Das war die Qualifikation:

Bei einer nur 59 Springer umfassenden Qualifikation für das erste Springen in Sapporo am Samstag hat Vegard Sklett einen souveränen Sieg gefeiert. Der Norweger flog auf eine Weite von 137 Meter und erhielt dafür 127,3 Zähler. Auf den Plätzen folgten - allerdings schon mit gehörigem Abstand - der Loklamatador Taku Takeuchi (128,5 Meter / 122,8 P.) und Skletts Teamkollege Andreas Stjernen (122 Meter/ 116,7 P.)

Michael Neuamayer als Vierter war der beste Deutsche vor dem Tschechen Lukas Hlava. Ausscheiden mussten Anders Johnson, Shohei Tochimoto, Yevgeny Levkin, Reruhi Shimizu, Kaarel Nurmsalu, Eric Mitchell, Sami Niemi, Jllimar Paern und das prominenteste Opfer, der Pole Stefan Hula.
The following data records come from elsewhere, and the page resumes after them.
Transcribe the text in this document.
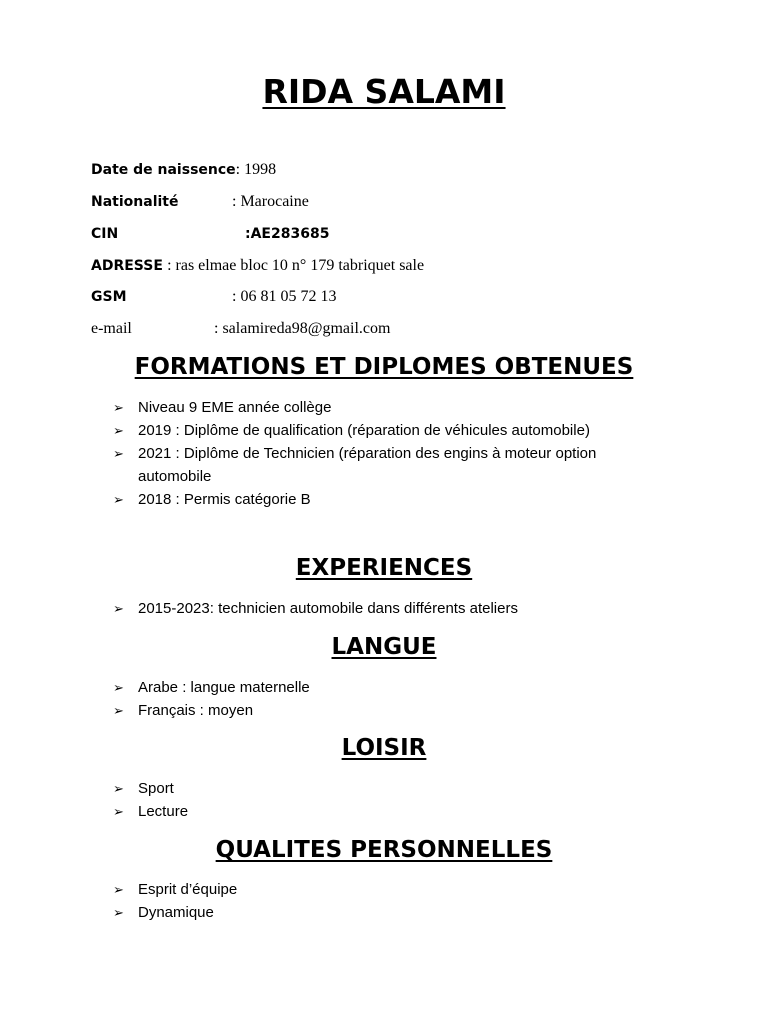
RIDA SALAMI
Date de naissence: 1998
Nationalité	: Marocaine
CIN	:AE283685
ADRESSE : ras elmae bloc 10 n° 179 tabriquet sale
GSM	: 06 81 05 72 13
e-mail	: salamireda98@gmail.com
FORMATIONS ET DIPLOMES OBTENUES
➢ Niveau 9 EME année collège
➢ 2019 : Diplôme de qualification (réparation de véhicules automobile)
➢ 2021 : Diplôme de Technicien (réparation des engins à moteur option automobile
➢ 2018 : Permis catégorie B
EXPERIENCES
➢ 2015-2023: technicien automobile dans différents ateliers
LANGUE
➢ Arabe : langue maternelle
➢ Français : moyen
LOISIR
➢ Sport
➢ Lecture
QUALITES PERSONNELLES
➢ Esprit d’équipe
➢ Dynamique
Von den Vorqualifizierten zeigte der Österreicher Thomas Morgenstern, der diese Schanze in Sapporo liebt, mit 134 Metern den weitesten Sprung. Der Weltcuprührende Andreas Kofler kam zwar nur auf 120 Meter, überzeugte aber bereits im Training und ist der große Favorit für die Bewerbe an diesem Wochenende. Kofler kann in der Weltcupgesamtwertung, wenn er mit der maximalen Punktzahl von 200 Zählern nach Hause gehen würde, natürlich wieder ein Polster zwischen sich und seinen ärgsten Verfolger, Schlierenzauer, der ja nicht nach Japan gereist ist, legen.

Zuvor muss er aber natürlich erst einmal die Bewerbe ordentlich bestreiten und die erste Chance dazu erhält er, wie auch der Rest des qualifizerten Feldes, bereits morgen.

Das war das Training:

Den ersten von zwei Trainingsdurchgängen für das Weltcupwochenende in Sapporo entschied der Weltcupführende Andreas Kofler mit 127,5 Metern für sich. Auf dem zweiten Rang folgen ex aequo Koflers Teamkollege Thomas Morgenstern (129,5 Meter) und der Slowene Robert Kranjec (126,5 Meter).

Kofler ließ auch im zweiten Umlauf des Trainings nichts anbrennen, und gewann diesen Durchgang mit 135 Metern erneut vor Morgenstern, der, wie der auf Rang drei klassierte Norweger Vegard Sklett, bei 133,5 Metern landete.

Vorbericht:

Nach den anstrengenden bisherigen Weltcup-Wochen steht für die Springer nun erneut eine Strapaze auf dem Programm - der Weltcup in Japan, der mit enormem Reisestress für die Athleten auf Europa verbunden ist. Deshalb lassen diese Bewerbe auch traditionell einige Springer aus, so auch in diesem Jahr. Gregor Schlierenzauer aus Österreich verzichtet auf die Reise, ebenso wie Martin Schmitt aus Deutschland, der aber verletzungsbedingt passen muss. Dennoch erwarten die Fans sicher spannende Bewerbe und Sportsplanet wird für sie natürlich berichten.